Onboarding to a Legacy Codebase
Found an undocumented JSON payload in an old codebase? Paste an example response and generate the interface in seconds rather than reading through multiple files to infer the shape.
Mock Data Generation
Generate an interface from a fixture or seed file and use it to type your test mocks. TypeScript will warn you when a mock is missing a required field.
Third-Party SDK Typing
When a third-party SDK returns untyped any objects, paste a logged response into the generator to produce a compatible interface and cast the result safely.
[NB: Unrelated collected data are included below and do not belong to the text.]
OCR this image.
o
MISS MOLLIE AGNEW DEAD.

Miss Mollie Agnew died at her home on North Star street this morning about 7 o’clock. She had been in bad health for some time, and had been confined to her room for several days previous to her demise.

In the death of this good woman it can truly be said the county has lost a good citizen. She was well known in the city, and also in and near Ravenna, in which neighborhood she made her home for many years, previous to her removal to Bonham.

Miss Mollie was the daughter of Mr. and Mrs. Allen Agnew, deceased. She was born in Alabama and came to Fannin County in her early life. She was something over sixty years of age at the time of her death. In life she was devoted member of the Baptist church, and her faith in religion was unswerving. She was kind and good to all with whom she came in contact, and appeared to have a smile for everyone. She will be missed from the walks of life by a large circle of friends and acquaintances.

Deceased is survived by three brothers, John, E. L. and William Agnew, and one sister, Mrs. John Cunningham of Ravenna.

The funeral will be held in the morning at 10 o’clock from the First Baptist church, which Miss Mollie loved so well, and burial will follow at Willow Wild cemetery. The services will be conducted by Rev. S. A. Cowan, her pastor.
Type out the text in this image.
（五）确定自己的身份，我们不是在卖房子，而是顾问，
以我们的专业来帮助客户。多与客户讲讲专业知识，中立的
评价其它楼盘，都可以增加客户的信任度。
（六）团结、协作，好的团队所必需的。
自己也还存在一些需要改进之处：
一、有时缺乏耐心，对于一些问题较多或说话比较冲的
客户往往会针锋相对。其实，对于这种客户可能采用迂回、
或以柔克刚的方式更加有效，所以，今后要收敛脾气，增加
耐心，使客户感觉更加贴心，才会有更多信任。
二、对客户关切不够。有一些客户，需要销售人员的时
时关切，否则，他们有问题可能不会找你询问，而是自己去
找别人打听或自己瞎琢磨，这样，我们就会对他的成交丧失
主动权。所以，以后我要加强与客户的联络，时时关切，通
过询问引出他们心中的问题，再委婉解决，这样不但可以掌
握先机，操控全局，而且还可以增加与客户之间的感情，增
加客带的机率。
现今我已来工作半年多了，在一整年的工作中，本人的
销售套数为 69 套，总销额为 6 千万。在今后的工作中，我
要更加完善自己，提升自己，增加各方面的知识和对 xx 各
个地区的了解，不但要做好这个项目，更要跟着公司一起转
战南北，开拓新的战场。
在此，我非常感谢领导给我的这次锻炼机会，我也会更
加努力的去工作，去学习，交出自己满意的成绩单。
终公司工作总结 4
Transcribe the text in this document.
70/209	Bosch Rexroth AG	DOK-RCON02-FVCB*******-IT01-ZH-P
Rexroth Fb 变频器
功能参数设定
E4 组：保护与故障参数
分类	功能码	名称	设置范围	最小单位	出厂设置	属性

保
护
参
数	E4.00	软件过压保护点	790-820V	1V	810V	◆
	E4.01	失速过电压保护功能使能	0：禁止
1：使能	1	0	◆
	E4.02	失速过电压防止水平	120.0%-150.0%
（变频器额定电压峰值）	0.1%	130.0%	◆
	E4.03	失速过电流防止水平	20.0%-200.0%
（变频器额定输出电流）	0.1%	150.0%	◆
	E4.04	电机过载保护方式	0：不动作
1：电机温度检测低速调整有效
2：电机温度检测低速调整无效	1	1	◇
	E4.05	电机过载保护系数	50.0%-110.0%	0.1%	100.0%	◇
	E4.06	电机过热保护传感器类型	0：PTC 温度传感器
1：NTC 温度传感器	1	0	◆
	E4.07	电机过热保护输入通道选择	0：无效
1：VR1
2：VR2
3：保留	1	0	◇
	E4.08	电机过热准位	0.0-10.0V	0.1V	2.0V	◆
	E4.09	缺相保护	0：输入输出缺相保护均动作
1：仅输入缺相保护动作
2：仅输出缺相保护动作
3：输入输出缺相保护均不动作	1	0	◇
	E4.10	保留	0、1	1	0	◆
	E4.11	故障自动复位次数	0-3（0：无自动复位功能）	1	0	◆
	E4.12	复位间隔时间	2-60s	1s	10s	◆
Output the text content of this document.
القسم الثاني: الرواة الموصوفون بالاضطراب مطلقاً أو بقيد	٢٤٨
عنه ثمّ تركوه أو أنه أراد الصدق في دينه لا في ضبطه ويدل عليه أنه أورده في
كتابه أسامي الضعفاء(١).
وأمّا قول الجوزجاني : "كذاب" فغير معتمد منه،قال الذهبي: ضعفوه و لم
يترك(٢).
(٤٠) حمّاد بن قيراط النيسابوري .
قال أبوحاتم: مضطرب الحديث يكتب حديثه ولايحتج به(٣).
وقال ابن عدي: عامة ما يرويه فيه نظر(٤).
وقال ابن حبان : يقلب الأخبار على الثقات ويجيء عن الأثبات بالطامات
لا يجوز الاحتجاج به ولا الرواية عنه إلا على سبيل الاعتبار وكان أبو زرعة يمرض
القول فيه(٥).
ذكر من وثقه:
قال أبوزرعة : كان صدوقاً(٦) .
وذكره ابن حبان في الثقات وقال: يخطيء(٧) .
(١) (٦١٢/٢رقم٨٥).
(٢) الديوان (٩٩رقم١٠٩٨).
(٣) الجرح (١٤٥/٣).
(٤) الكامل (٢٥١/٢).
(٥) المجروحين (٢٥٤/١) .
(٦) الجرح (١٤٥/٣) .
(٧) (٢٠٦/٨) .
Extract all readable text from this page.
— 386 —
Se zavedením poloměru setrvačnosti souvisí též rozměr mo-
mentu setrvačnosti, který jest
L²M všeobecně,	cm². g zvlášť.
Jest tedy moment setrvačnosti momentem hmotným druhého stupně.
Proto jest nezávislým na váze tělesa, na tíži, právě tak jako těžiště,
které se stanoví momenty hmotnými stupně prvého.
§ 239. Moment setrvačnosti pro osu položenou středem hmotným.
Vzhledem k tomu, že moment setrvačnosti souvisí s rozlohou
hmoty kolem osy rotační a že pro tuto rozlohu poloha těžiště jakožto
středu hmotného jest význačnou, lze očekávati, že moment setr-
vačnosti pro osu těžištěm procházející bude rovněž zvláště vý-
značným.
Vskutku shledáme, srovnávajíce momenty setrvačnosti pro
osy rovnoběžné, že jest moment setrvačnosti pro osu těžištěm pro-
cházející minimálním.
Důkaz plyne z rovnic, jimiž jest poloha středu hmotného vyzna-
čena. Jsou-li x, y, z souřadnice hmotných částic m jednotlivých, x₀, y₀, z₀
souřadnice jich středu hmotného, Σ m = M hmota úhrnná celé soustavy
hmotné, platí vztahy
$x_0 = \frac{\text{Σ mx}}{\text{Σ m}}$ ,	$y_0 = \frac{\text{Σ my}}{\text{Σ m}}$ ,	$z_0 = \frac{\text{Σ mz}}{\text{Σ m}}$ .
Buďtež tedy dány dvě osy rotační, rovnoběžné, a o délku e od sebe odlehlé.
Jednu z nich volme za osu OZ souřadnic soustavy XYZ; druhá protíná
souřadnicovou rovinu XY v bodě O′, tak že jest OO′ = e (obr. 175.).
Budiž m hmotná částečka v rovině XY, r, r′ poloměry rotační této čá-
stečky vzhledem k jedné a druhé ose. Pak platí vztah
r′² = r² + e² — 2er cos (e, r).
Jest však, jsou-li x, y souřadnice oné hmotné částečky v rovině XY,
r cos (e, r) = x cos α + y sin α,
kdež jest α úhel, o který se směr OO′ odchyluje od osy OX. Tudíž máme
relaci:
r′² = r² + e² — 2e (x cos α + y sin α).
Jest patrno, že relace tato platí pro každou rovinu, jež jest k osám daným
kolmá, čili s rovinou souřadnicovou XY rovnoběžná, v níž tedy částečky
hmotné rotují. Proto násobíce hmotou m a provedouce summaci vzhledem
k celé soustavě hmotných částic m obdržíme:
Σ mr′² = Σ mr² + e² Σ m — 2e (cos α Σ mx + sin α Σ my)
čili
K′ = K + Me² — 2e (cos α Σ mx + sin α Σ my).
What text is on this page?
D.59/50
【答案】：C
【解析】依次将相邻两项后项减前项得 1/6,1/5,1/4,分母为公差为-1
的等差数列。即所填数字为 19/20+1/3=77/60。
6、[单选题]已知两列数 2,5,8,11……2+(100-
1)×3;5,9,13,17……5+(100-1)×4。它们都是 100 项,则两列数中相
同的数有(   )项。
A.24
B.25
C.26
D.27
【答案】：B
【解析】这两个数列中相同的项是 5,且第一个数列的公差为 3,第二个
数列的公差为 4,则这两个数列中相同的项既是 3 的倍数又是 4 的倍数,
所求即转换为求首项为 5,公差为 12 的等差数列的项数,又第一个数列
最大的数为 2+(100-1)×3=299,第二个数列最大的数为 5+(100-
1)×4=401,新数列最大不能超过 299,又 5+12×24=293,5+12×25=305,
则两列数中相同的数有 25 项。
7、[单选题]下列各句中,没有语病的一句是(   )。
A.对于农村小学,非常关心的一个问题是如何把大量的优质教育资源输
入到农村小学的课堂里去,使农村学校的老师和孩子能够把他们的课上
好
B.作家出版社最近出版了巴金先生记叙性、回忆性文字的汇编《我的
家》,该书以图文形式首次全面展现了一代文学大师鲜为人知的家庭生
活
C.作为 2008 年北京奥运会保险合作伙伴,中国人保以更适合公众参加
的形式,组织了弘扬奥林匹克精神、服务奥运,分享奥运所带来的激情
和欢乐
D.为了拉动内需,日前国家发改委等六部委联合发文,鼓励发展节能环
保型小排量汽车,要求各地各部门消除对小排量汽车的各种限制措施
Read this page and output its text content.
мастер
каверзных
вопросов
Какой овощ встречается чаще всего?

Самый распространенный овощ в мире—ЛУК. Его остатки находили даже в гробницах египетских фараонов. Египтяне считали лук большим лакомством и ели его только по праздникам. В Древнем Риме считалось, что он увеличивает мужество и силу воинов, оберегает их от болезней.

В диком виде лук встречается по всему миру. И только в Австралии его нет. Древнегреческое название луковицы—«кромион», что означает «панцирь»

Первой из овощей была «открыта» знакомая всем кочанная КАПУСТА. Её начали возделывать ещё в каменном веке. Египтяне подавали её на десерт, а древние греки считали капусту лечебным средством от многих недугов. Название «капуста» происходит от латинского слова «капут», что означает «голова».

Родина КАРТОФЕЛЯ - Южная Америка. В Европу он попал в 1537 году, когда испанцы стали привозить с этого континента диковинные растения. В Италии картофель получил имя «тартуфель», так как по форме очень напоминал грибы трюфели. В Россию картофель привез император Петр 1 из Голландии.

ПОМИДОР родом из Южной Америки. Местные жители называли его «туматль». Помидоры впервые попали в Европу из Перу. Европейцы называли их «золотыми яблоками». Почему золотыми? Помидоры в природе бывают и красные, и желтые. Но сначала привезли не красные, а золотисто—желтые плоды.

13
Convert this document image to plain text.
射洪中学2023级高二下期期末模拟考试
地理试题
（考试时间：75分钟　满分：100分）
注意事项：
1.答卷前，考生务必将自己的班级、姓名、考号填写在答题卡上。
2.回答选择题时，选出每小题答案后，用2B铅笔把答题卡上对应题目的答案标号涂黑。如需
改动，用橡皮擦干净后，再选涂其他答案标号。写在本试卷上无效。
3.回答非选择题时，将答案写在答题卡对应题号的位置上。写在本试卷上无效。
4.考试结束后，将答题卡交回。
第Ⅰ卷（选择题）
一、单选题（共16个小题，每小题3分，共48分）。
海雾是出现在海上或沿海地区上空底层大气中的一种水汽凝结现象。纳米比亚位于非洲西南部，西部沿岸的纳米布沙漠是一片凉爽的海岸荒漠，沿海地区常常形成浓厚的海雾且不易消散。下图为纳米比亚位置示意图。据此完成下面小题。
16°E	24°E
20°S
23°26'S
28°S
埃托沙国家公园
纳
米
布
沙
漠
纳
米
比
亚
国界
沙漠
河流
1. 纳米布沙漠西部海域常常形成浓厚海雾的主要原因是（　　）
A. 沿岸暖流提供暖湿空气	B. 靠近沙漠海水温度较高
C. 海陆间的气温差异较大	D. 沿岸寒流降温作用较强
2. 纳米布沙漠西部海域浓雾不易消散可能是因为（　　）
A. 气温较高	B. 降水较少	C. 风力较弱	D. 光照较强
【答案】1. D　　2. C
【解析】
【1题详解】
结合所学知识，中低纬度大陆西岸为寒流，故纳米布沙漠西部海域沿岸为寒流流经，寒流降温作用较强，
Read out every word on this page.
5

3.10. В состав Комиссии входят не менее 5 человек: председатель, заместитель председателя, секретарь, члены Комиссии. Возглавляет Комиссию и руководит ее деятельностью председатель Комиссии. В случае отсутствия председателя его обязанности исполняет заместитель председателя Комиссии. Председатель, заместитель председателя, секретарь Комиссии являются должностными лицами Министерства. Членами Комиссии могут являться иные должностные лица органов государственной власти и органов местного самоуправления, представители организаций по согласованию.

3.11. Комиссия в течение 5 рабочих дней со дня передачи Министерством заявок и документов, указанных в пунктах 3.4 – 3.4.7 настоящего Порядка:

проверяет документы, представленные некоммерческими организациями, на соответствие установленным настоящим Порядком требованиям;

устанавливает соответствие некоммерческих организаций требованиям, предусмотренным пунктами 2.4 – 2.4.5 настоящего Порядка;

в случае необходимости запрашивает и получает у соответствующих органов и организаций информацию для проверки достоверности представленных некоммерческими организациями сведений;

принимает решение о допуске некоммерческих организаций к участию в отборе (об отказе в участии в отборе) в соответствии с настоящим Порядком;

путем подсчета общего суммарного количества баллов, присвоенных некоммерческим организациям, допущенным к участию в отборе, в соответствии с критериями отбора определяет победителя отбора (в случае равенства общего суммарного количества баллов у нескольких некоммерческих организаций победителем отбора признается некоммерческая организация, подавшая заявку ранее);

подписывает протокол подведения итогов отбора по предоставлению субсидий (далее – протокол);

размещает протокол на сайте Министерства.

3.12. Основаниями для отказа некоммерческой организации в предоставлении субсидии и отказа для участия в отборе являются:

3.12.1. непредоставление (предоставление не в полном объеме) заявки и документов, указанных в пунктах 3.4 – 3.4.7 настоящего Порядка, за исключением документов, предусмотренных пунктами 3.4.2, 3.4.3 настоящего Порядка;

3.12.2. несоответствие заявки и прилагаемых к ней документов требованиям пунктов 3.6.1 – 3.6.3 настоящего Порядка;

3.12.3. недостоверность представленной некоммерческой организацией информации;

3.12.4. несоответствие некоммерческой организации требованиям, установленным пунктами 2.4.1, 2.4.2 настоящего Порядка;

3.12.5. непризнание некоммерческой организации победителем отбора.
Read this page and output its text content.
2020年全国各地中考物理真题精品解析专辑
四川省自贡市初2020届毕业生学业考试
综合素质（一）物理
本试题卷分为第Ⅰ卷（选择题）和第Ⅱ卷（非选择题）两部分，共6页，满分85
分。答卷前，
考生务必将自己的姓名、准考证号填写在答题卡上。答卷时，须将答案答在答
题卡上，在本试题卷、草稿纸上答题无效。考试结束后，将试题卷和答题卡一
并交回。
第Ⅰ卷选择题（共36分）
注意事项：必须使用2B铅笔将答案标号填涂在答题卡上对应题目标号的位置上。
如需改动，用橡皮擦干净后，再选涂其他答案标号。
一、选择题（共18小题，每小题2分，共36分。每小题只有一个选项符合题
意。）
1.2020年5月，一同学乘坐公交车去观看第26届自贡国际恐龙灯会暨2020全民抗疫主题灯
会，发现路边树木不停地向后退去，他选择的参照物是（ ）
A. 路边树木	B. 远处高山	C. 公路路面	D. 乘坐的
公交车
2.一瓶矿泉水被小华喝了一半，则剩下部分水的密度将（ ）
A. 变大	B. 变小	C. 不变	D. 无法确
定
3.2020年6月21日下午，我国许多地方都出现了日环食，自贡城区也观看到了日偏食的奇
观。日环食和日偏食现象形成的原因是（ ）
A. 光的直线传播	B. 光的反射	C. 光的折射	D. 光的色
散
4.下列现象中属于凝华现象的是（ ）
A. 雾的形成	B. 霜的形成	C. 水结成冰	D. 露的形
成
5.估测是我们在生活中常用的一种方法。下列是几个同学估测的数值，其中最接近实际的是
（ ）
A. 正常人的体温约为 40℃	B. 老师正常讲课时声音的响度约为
Generated Interface Examples
Simple flat object
JSON input
{
"id": 42,
"name": "Alice",
"active": true
}TypeScript output
interface Root {
id: number;
name: string;
active: boolean;
}Array with optional fields
JSON input
[
{ "id": 1, "name": "Alice", "role": "admin" },
{ "id": 2, "name": "Bob" }
]TypeScript output
// Top-level JSON is an array: Root[]
interface Root {
id: number;
name: string;
role?: string;
}Nested objects
JSON input
{
"user": {
"id": 1,
"address": {
"city": "New York"
}
}
}TypeScript output
interface Root {
user: User;
}
interface User {
id: number;
address: Address;
}
interface Address {
city: string;
}Limitations to Be Aware Of
- ⚠Single sample: Inference is based on the values in the JSON you provide. If an API sometimes returns a field and sometimes omits it, use multiple samples or mark the field optional manually.
- ⚠Null widens to null only: A field that is
nullin the sample gets typenull. If the field can also be a string in other responses, change it tostring | nullmanually. - ⚠No integer vs float distinction: JSON numbers — whether integers or decimals — all map to
numberin TypeScript since JavaScript makes no distinction. - ⚠Enum detection: String fields that are actually enums (e.g.,
"status": "active") generate asstring. Narrow them to a union type or enum manually if needed.
Frequently Asked Questions
How do I convert JSON to a TypeScript interface?
Paste your JSON into the input box, optionally set a root interface name, and click Generate Interfaces. The tool produces ready-to-use TypeScript interface definitions that match the exact shape of your JSON.
Does the generator handle nested objects?
Yes. Each nested object becomes its own named interface. For example, an "address" field containing "street", "city", and "zip" generates a separate Address interface, and the parent interface references it by name.
How are arrays handled?
Arrays of primitive values produce types like string[] or number[]. Arrays of objects are merged into a single interface — all keys are collected, and any key that does not appear in every element is marked as optional with a ? suffix.
What happens with null values?
A JSON field that is null produces a null type (e.g., metadata: null). If you need to accept both a value and null in your actual code, edit the generated interface to add the union manually: metadata: string | null.
Is my JSON sent to a server?
No. All type inference runs entirely in your browser using JavaScript. Your JSON data never leaves your device and is not stored anywhere.
Can I use the generated interfaces directly in my TypeScript project?
Yes. Click Download .ts to save the interfaces as a file, or Copy to paste them directly into your editor. The output uses standard TypeScript interface syntax compatible with TypeScript 4+ and all major bundlers.
What if my JSON has keys that are not valid identifiers?
Keys containing spaces, hyphens, or other special characters are automatically quoted in the interface output (e.g., "content-type": string), which is valid TypeScript.